El domingo, 26 de abril de 2020


EL TERCER DOMINGO DE PASCUA

(Hechos 2:14.22-33; I Pedro 1:17-21; Lucas 24:13-35)


En una película un hombre es tentado a dejar su fe en Dios.  Acaba de perder a su hermano menor en un accidente automóvil.  El joven era  estrella.  En la vida personal se dedicó a sí mismo a Dios y a su familia.  En el campo de fútbol fue campeón.  Ahora el hermano mayor se siente en conflicto.  No sabe si debería maldecir a Dios por lo que pasó o pedirle ayuda.  El evangelio hoy cuenta de dos discípulos de Jesús en un conflicto semejante.

Los discípulos andan desilusionados.  Creían que Jesús libertara a Israel del dominio foráneo.  Pero la crucifixión terminó sus esperanzas.  Se puede comparar su desilusión con la perturbación que nuestro mundo ha vivido con la pandemia.  Nuestros planes han cambiado, en algunos casos como con los graduados drásticamente.  Muchos de nuestros empleos se han perdido.  Y, lo más peor, algunos conocidos – en casos nuestros seres queridos -- han muerto.  Más que toda otra catástrofe en la historia, Corona-19 ha tocado todas partes del mundo.

Sin embargo, no es que todos se sientan derrotados.  Ha emergido de este desastre la esperanza como el azafrán en la nieve.  Se han identificado nuevas clases de héroes.  Los médicos y enfermeras se han notado por su dedicación al bien del otro.  Asimismo los trabajadores en los supermercados y los que entregan comidas se han distinguido por la valentía.  Se puede ver también cómo el mundo ha despertado de nuevo a los valores básicos.  Ahora muchos se dan cuenta de la prioridad de la solidaridad sobre el individualismo.  Más que nunca apreciamos a nuestros gobernantes como oficiales asegurando el bien común.

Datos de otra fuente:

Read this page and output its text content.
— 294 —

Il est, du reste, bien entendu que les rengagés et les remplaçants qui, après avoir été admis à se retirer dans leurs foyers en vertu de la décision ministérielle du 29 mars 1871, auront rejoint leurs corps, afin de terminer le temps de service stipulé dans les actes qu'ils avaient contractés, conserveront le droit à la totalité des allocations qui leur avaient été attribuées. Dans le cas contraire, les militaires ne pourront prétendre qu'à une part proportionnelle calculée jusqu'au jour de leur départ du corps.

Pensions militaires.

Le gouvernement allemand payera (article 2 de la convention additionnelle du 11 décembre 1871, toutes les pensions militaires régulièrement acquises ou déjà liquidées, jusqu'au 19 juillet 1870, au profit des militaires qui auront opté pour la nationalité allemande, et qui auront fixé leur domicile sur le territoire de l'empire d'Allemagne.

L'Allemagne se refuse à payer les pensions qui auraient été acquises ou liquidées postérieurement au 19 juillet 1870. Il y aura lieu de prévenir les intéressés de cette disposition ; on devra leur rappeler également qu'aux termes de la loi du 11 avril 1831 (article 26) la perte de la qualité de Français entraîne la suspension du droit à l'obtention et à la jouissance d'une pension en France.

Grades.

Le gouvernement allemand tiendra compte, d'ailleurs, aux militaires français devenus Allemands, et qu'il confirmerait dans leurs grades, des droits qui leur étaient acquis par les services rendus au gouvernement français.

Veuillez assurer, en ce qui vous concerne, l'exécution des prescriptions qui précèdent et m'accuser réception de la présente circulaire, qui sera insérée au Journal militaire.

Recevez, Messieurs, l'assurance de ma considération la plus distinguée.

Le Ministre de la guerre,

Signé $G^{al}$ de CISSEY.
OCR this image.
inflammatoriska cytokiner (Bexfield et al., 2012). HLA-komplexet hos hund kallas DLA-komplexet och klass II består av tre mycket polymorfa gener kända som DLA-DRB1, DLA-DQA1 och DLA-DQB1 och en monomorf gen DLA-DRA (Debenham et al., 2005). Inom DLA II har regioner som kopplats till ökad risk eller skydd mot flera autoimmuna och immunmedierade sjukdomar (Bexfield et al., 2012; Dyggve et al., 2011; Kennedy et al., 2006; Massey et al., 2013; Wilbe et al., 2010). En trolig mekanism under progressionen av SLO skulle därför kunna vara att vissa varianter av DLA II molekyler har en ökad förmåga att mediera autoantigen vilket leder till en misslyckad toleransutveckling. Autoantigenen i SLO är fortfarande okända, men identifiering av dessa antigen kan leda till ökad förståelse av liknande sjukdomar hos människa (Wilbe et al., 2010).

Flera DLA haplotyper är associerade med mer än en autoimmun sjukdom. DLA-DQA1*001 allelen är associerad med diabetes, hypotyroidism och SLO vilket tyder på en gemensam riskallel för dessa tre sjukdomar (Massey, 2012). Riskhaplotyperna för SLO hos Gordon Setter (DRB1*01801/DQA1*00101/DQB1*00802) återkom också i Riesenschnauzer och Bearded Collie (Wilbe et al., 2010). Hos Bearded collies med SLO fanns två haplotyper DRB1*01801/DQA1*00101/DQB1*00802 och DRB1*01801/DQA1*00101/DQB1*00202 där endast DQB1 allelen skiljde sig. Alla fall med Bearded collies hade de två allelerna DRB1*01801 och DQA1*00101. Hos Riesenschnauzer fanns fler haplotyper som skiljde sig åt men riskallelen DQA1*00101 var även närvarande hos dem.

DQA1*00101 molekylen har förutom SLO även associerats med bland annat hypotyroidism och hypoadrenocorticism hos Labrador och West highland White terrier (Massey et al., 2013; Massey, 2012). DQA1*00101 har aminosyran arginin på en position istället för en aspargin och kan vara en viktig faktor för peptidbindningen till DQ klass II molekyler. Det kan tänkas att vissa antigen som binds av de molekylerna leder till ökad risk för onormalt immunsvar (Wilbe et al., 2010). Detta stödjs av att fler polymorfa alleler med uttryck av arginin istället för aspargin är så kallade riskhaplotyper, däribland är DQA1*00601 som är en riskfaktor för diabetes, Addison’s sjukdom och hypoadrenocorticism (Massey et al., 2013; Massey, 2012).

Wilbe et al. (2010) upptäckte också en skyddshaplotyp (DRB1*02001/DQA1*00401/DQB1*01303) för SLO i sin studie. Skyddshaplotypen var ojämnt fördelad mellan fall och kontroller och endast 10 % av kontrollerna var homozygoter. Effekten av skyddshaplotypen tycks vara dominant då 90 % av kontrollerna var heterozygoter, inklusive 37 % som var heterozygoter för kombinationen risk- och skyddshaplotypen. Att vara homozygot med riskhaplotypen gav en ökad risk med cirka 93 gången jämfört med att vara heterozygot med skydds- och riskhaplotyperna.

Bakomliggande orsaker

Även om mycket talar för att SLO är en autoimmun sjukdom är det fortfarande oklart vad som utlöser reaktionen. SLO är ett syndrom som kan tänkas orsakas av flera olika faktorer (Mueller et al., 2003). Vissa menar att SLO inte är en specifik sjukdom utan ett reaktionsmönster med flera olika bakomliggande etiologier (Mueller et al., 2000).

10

Para nosotros creyentes la pandemia ha profundizado nuestra conciencia espiritual.  Como las victimas de Covid-19, Jesús murió por la asfixia.  Una vez más se ha demostrado la centralidad de la encarnación a nuestra fe.  Dios vino al mundo tanto para acompañarnos en nuestras penas como para salvarnos de nuestros pecados.  También el sufrimiento de Jesús nos ofrece modo de hacer frente al virus si lo contraemos.  No vale la pena que despotriquemos y deliremos contra el destino.  Más bien, como Jesús, queremos aceptar la enfermedad y aun la muerte, si es necesario, como voluntad de Dios.  Pero nunca queremos olvidar que Dios nos ama y nos llama a Sí mismo.

En el evangelio el resucitado Jesús se une con los discípulos en el camino.  Su presencia los anima.  Como dicen al final, sus corazones ardían cuando les habló.  Por explicar las Escrituras, Jesús les renueva la esperanza.  Como respuesta los discípulos piden al viajero que se quede con ellos un rato más. 

La cena con su visitante toca a los dos el más profundamente.  El partir del pan tiene tanto impacto que puede penetrar el velo cubriendo sus ojos.  Sólo entonces reconocen a su compañero como Jesús.  Deberíamos aprender aquí el papel central de la misa en nuestras vidas.  Muchos han dicho estos días que han visto la misa en la tele o en la computadora.  Pero no creo que haya tantos viendo la misa en los medios electrónicos como acudían a la misa dominical en los templos.  La Iglesia insiste que asistamos en la misa dominical en persona cuando es posible.  Quiere que encontremos al Señor resucitado íntimamente. Él está en la gente reunida en su nombre.  Está especialmente en el pan y el vino ofrecidos al Padre y bendecidos por Él.  Para nosotros católicos la Eucaristía no es sólo un símbolo de Jesús.  Ni es cosa superflua de modo que podamos vivir sin ello.  Más bien es su presencia real y es integral a nuestra salvación.  Por esta razón ha habido tanta preocupación que haya sacerdotes en la Amazonia.

Sí, ha sido una catástrofe el virus Corona-19.  Pero sería un mayor desastre si no emergimos de esta pandemia más dispuestos a seguir la voluntad de Dios.  Que ahora valoremos a todo humano con mayor integridad.  Que apreciemos cómo Jesús nos acompaña en todos momentos incluso en los conflictos.  Que mantengamos la esperanza que nos entregue de todo mal.